Gaza, le mire di Netanyahu. Scenari drammatici

MONDO. Com’era facile prevedere, le atroci immagini degli ostaggi israeliani ancora prigionieri di Hamas, ridotti quasi a scheletri e costretti a scavarsi la fossa, e il costante e ormai incomprensibile rifiuto di Hamas di accettare una trattativa che implicherebbe una sorta di resa, hanno spinto Benjamin Netanyahu e il suo Governo a varare un ulteriore giro di vite su Gaza.

Nel pomeriggio di oggi si riunirà il Gabinetto di sicurezza di Israele che, secondo tutti i pronostici, dovrebbe decidere per l’occupazione totale della Striscia. Che cosa esattamente significhi «occupazione totale» al momento non è chiaro, anche se le forze armate di Israele già controllano l’88% del territorio, i palestinesi non hanno più alcuna libertà di movimento e quindi, in teoria, l’ultimo passo ipotizzato da Netanyahu non dovrebbe costituire un compito troppo arduo.

La frattura tra governo e forze armate

Eppure, come sappiamo, l’ipotesi ha aperto un solco tra il Governo di Israele e i vertici delle forze armate. Il generale Eyal Zamir, capo di stato maggiore, ha fatto trapelare il proprio dissenso rispetto ai progetti dei politici, spingendo i più estremisti, come il solito ministro per la Sicurezza nazionale Itamar Ben Gvir, a chiedere obbedienza assoluta pena la cacciata dal comando. Zamir ha fatto anche una mossa molto sottile per far capire come la pensa: proprio mentre si diffondevano le voci sulla «occupazione totale», ha annullato l’ordine di emergenza che aveva esteso il servizio di riserva dei soldati regolari di altri quattro mesi e che era in vigore dal massacro compiuto dai terroristi di Hamas il 7 ottobre del 2023.

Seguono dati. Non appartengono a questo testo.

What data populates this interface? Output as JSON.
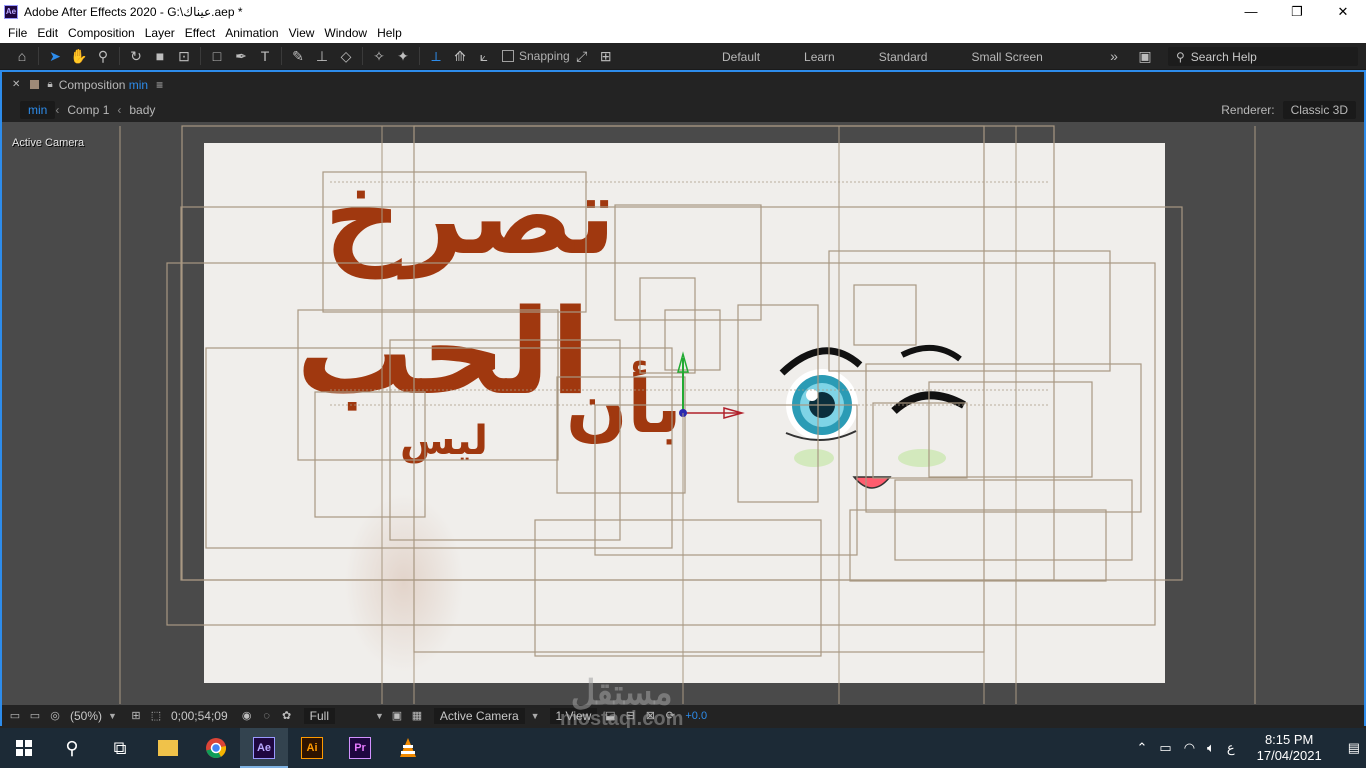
{
  "window": {
    "title": "Adobe After Effects 2020 - G:\\عيناك.aep *",
    "app_badge": "Ae",
    "controls": [
      "—",
      "❐",
      "✕"
    ]
  },
  "menu": [
    "File",
    "Edit",
    "Composition",
    "Layer",
    "Effect",
    "Animation",
    "View",
    "Window",
    "Help"
  ],
  "toolbar": {
    "snapping_label": "Snapping",
    "workspaces": [
      "Default",
      "Learn",
      "Standard",
      "Small Screen"
    ],
    "search_placeholder": "Search Help"
  },
  "panel": {
    "title_prefix": "Composition",
    "comp_name": "min",
    "breadcrumbs": [
      "min",
      "Comp 1",
      "bady"
    ],
    "renderer_label": "Renderer:",
    "renderer_value": "Classic 3D",
    "view_label": "Active Camera"
  },
  "canvas_text": {
    "line1": "تصرخ",
    "line2": "الحب",
    "line3": "بأن",
    "line4": "ليس"
  },
  "footer": {
    "magnification": "(50%)",
    "timecode": "0;00;54;09",
    "resolution": "Full",
    "camera": "Active Camera",
    "views": "1 View",
    "exposure": "+0.0"
  },
  "taskbar": {
    "apps": [
      "windows-start",
      "search",
      "task-view",
      "file-explorer",
      "chrome",
      "Ae",
      "Ai",
      "Pr",
      "vlc"
    ],
    "language": "ع",
    "time": "8:15 PM",
    "date": "17/04/2021"
  },
  "watermark": {
    "arabic": "مستقل",
    "latin": "mostaql.com"
  },
  "colors": {
    "accent": "#2d8ceb",
    "text_red": "#a0380f",
    "canvas_bg": "#f0eeeb",
    "panel_bg": "#4a4a4a"
  }
}
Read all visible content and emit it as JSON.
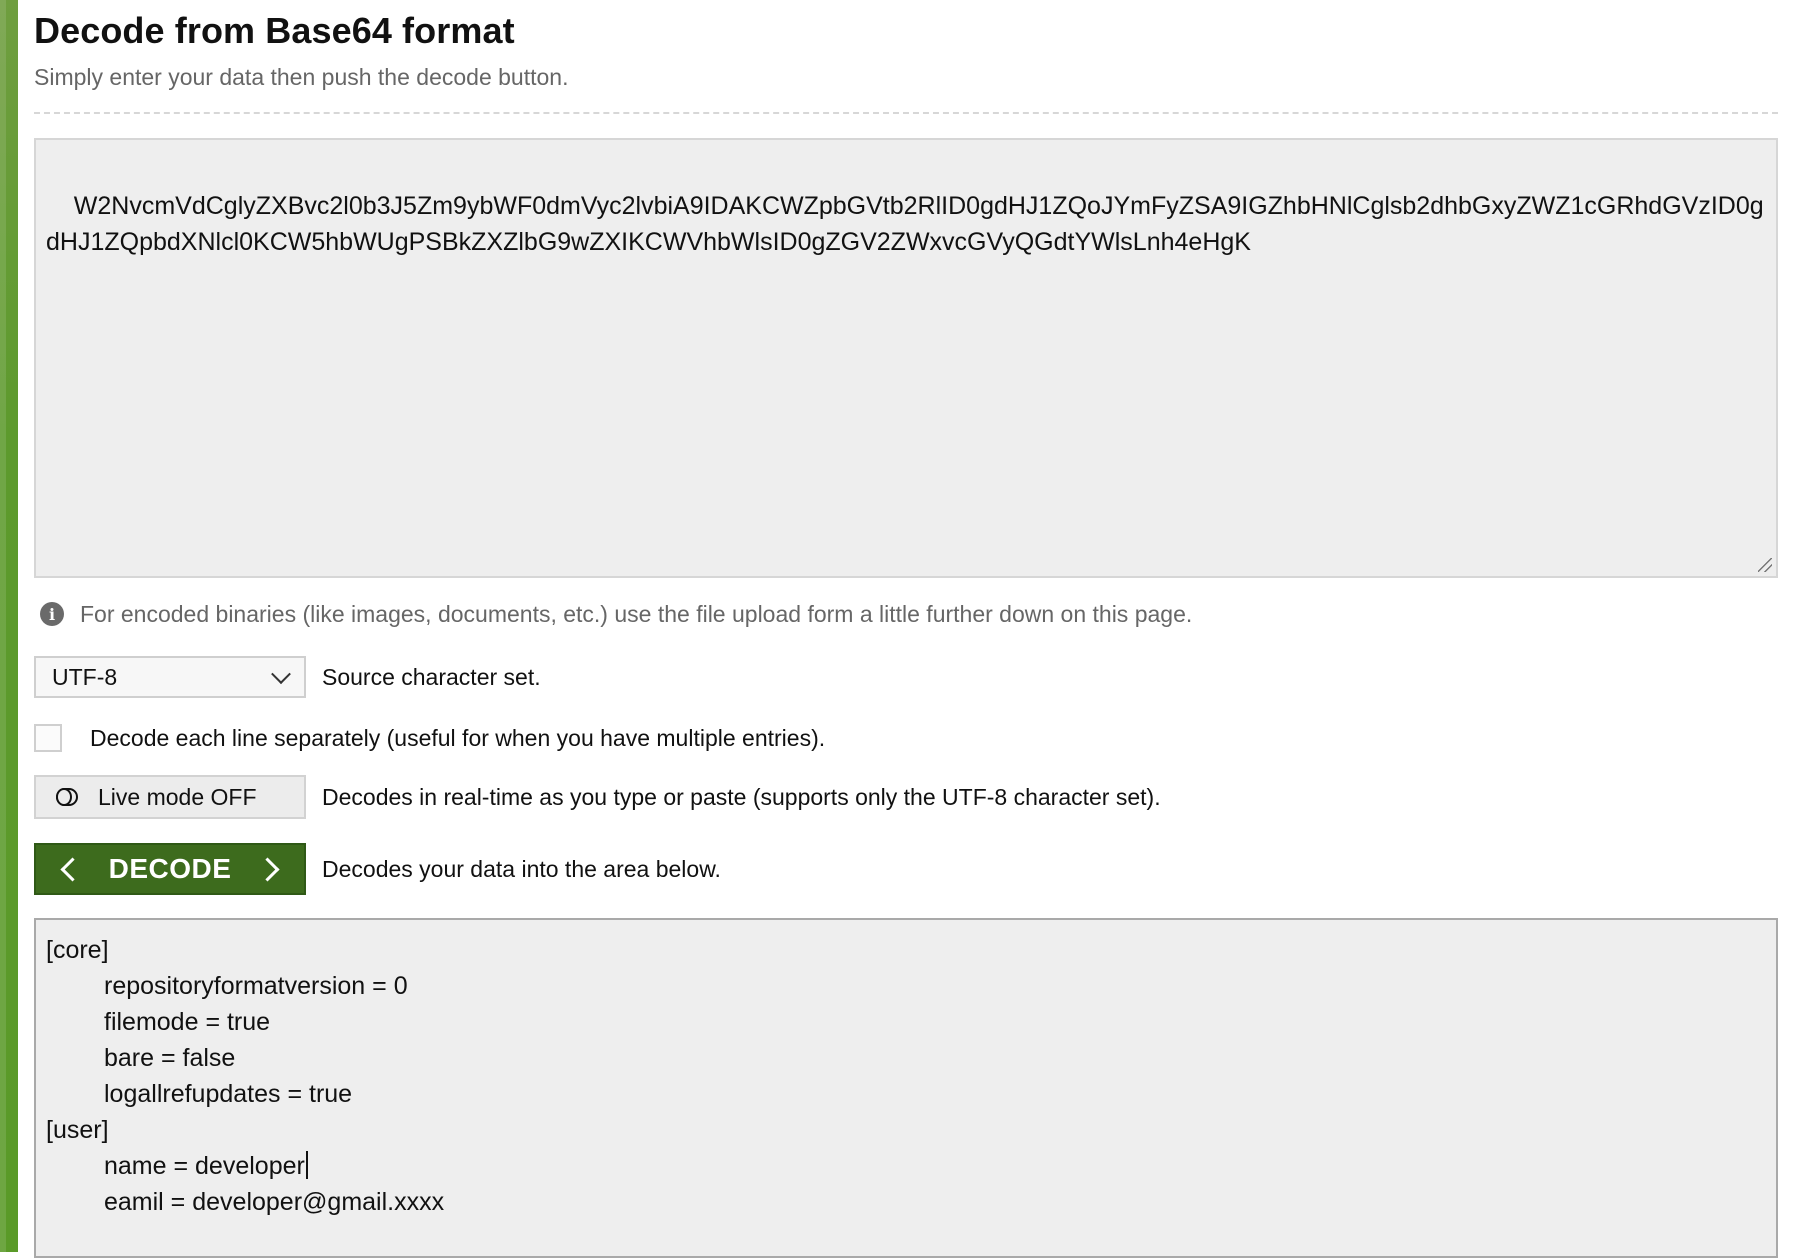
{
  "page": {
    "title": "Decode from Base64 format",
    "subtitle": "Simply enter your data then push the decode button."
  },
  "input": {
    "value": "W2NvcmVdCglyZXBvc2l0b3J5Zm9ybWF0dmVyc2lvbiA9IDAKCWZpbGVtb2RlID0gdHJ1ZQoJYmFyZSA9IGZhbHNlCglsb2dhbGxyZWZ1cGRhdGVzID0gdHJ1ZQpbdXNlcl0KCW5hbWUgPSBkZXZlbG9wZXIKCWVhbWlsID0gZGV2ZWxvcGVyQGdtYWlsLnh4eHgK"
  },
  "hint": {
    "text": "For encoded binaries (like images, documents, etc.) use the file upload form a little further down on this page.",
    "icon": "info-icon"
  },
  "charset": {
    "selected": "UTF-8",
    "label": "Source character set."
  },
  "line_separately": {
    "checked": false,
    "label": "Decode each line separately (useful for when you have multiple entries)."
  },
  "live_mode": {
    "button_label": "Live mode OFF",
    "description": "Decodes in real-time as you type or paste (supports only the UTF-8 character set).",
    "icon": "toggle-off-icon"
  },
  "decode": {
    "button_label": "DECODE",
    "description": "Decodes your data into the area below.",
    "icons": [
      "chevron-left-icon",
      "chevron-right-icon"
    ]
  },
  "output": {
    "lines": [
      {
        "text": "[core]",
        "indent": false
      },
      {
        "text": "repositoryformatversion = 0",
        "indent": true
      },
      {
        "text": "filemode = true",
        "indent": true
      },
      {
        "text": "bare = false",
        "indent": true
      },
      {
        "text": "logallrefupdates = true",
        "indent": true
      },
      {
        "text": "[user]",
        "indent": false
      },
      {
        "text": "name = developer",
        "indent": true,
        "caret": true
      },
      {
        "text": "eamil = developer@gmail.xxxx",
        "indent": true
      }
    ]
  },
  "colors": {
    "accent_green": "#3d6b1d",
    "rail_green": "#5d9a2d",
    "field_bg": "#eeeeee"
  }
}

Lo stress di due anni di guerra

Il generale, ovviamente, non è spinto da motivazioni umanitarie relative ai palestinesi. È preoccupato, invece, per la salute delle sue truppe, già sotto stress dopo due anni di guerra, non solo contro Hamas a Gaza ma anche contro Hezbollah in Libano, in Siria, in Iran. Israele ha mobilitato 300mila riservisti e, oltre ai caduti in battaglia (512 nel 2023 e 295 nel 2024), ha dovuto far fronte ad almeno 50 suicidi e a 1.600 (dato del gennaio 2024) trattamenti per disordine da stress post-traumatico. Il 75% dei reduci, inoltre, ha richiesto supporto psicologico. Negli ambienti militari (spesso parlano gli ex, più liberi di esprimersi), inoltre, si fanno previsioni piuttosto drammatiche sul possibile costo di un’occupazione totale e si dà per credibile una previsione di decine di vittime tra i soldati di Israele. Il che tra l’altro vuol dire che, dramma degli ostaggi a parte, il tanto ricercato sradicamento di Hamas è lungi dall’essere stato realizzato.

È tutto questo a preoccupare il generale e i suoi colleghi, che della realtà sul terreno hanno di certo un’accurata conoscenza e, soprattutto, sanno bene che, dal punto di vista politico, la strada intrapresa dal Governo Netanyahu non prevede, né può prevedere, tregue o ritirate. Ma se questo è il tema che riguarda i generali, quello che riguarda tutti noi è quale potrebbe essere la sorte dei palestinesi quando l’occupazione militare totale israeliana diventasse realtà. E dei palestinesi in tutte le accezioni del termine.

La situazione sulla striscia

Intanto quelli di Gaza. Un controllo assoluto israeliano, per assurdo, potrebbe persino alleviare parte delle sofferenze dei gazawi: sarebbe più difficile, per fare un esempio, sparare sulle distribuzioni di cibo o sui campi profughi sorvegliati e pattugliati dai soldati di Israele. Nello stesso tempo, dopo tutto quanto è successo in questi due anni, è difficile non nutrire il sospetto che l’occupazione totale possa essere il prologo all’espulsione della popolazione di Gaza, anche se al momento non si vede quale Paese del Medio Oriente voglia o possa accollarsi il peso di quasi due milioni di disperati ormai ridotti alla fame.

Nello stesso tempo, il piano per Gaza potrebbe essere la prova generale per un’analoga operazione sulla Cisgiordania, dove il territorio dell’Autonomia palestinese è ormai ridotto in coriandoli, dove i coloni violenti imperversano coperti dalle autorità e dove, va detto, la dirigenza palestinese guidata da Abu Mazen ha perso anche gli ultimi brandelli di credibilità. In tutto questo, anche la vita degli ostaggi ancora prigionieri di Hamas diventa, per quanto sia crudele dirlo, una questione accessoria. Ma è così, ormai, da molto tempo.